Now, with only two weeks left before the Legislature is required to adjourn, several bills to create new tax credits and exemptions still are working their way toward the governor’s desk, including a measure that exempts taxes for the purchase of helicopters used exclusively for training. Other tax break bills are being considered for the construction of “affordable” homes and for tickets and hospitality suites to certain sporting events.
Rep. Charles Ortega, R-Altus, said the helicopter excise tax exemption is designed to show state support for a helicopter training facility opening in southwest Oklahoma, even though he acknowledged the facility is planning to open without the credit. The sales tax exemption for tickets and hospitality suites is an attempt to lure a professional golf tournament to Oklahoma City, said Sen. Clark Jolley, R-Edmond, the sponsor of the measure.

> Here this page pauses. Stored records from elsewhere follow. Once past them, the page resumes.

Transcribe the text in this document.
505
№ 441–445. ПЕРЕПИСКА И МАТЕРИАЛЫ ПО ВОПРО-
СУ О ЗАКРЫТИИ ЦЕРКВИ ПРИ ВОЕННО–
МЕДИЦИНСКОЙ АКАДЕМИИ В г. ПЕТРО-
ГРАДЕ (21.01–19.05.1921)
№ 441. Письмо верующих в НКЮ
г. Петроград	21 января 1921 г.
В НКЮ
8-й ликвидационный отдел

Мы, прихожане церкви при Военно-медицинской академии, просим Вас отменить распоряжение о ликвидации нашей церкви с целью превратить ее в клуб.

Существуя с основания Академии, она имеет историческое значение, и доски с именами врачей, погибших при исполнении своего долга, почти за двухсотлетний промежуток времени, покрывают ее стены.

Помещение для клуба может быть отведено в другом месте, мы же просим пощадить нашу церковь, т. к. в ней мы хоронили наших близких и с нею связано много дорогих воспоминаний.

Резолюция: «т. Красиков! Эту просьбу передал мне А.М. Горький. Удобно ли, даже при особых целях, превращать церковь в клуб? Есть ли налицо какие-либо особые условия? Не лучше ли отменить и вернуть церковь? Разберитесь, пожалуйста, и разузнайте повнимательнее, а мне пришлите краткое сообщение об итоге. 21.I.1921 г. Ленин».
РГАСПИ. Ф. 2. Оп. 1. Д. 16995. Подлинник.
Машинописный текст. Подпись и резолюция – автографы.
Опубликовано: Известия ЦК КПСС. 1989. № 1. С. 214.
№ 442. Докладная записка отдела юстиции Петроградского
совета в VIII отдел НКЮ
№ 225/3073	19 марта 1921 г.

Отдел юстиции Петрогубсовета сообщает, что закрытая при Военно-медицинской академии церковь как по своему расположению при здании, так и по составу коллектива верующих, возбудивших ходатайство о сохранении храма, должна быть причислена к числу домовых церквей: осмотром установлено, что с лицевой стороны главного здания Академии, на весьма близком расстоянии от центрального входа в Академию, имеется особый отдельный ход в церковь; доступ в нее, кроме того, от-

“We’re trying to land the U.S. Open,” Jolley, R-Edmond, told a Senate budget panel last week before the bill passed on a 20-1 vote.
And while tax credits are often quick to gain support in the Legislature, once they are written into statute they become politically difficult to eliminate.
“It’s easy to pass a tax credit, but once you get them on the books and you try to sunset something or change it, there’s a lot of powerful people that take advantage of tax credits … (and) there’s a lot of lobbyists out here who lobby the members successfully about why we should keep them,” acknowledged Senate President Pro Tem Brian Bingman, R-Sapulpa.
As part of negotiations this year over a plan to slash the personal income tax, the Senate this year attempted to end the transferability of five separate tax credits for coal mining, wind power, rehabilitation of historic buildings, energy-efficient home construction and railroad modernization. Although those tax code changes ultimately were eliminated during negotiations, Sen. Mike Mazzei, R-Tulsa, said he’s still hopeful some tax credit “reform” can be accomplished before the Legislature adjourns.
Mazzei said he’s sponsoring one bill to change the coal and wind power tax credits from transferable to refundable, a move he says will result in about $1.4 million in savings for the state, and a second measure to eliminate more than a dozen “obsolete and ineffective” tax credit items from state law.
“So if at the end of this year we actually start the process of reforming the existing transferable tax credits and we at least start taking out of the tax code some very special-interest tax credits, I’ll be pleased with that,” Mazzei said. “It’s always hard to take away the gravy train for beneficiaries of taxpayer dollars.”
But Dank said such efforts fall far short of significant tax credit reform, especially since the proposals call for an extension of the wind and coal tax credits through 2021.